The Notice of Proposed Rulemaking, which will be published in the Nov. 27 Federal Register, lays out the procedures the Secretary of Commerce will use to identify and evaluate whether a pending acquisition of technology or service presents a risk to ICTS in the U.S. and should be prohibited.

The proposal stems from President Trump’s Executive Order (EO 13873), Securing the Information and Communications Technology and Services Supply Chain, that warns that foreign adversaries are conducting “economic and industrial espionage against the United States and its people” by creating and taking advantage of cyber security vulnerabilities in the nation’s ICTS, which is crucial to critical infrastructure and the digital economy.

The executive order also highlights a weak point in the ICTS ecosystem, which is the use of services and technologies “designed, developed, manufactured, or supplied by persons owned by, controlled by, or subject to, the jurisdiction or direction of foreign adversaries” can lead to the exploitation by these adversaries of these same services and technologies “with potentially catastrophic effects” and therefore represent a grave risk to the country.

The executive order is targeted at ICTS product and service companies such as China’s Huawei and Russia’s Kaspersky Labs, whose products are seen by the U.S. intelligence community and other security agencies as potential entry points into U.S. information systems and networks for the benefit of their home countries.

“These actions will safeguard the Information and Communications Technology Supply Chain,” Commerce Secretary Wilbur Ross said in a statement. “These rules demonstrate our commitment to security of the digital economy, while also delivering on President Trump’s commitment to our digital infrastructure.”

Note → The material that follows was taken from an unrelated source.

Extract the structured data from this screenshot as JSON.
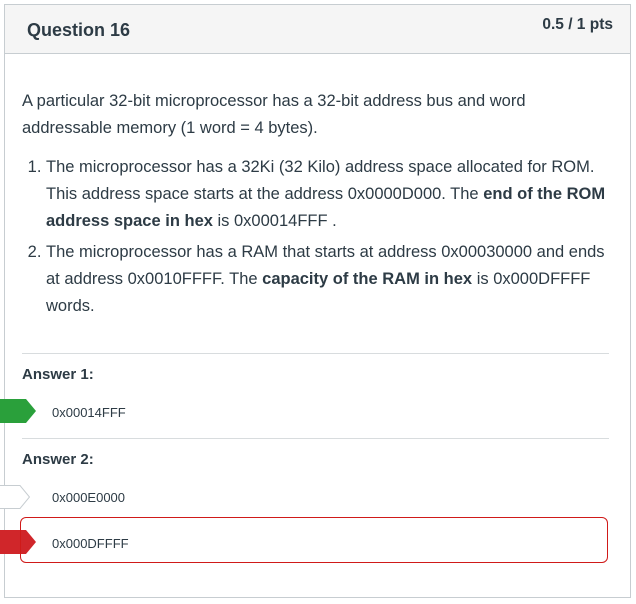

The proposed rulemaking says the secretary will assess ICTS transactions on a case-by-case basis against the requirements set out in the executive order. No specific technologies or “particular participants” are included or excluded from possible rejection, it says.

To help the Commerce Department implement Trump’s directive, the Office of the Director of National Intelligence provided a classified threat assessment from ICTS subject to prohibition under the executive order and the Department of Homeland Security provided “an initial vulnerabilities assessment identifying and assessing ICTS hardware, software, and services that present vulnerabilities in the United States,” according the proposal.

Respondents have 30 days to submit their feedback on the proposed rule.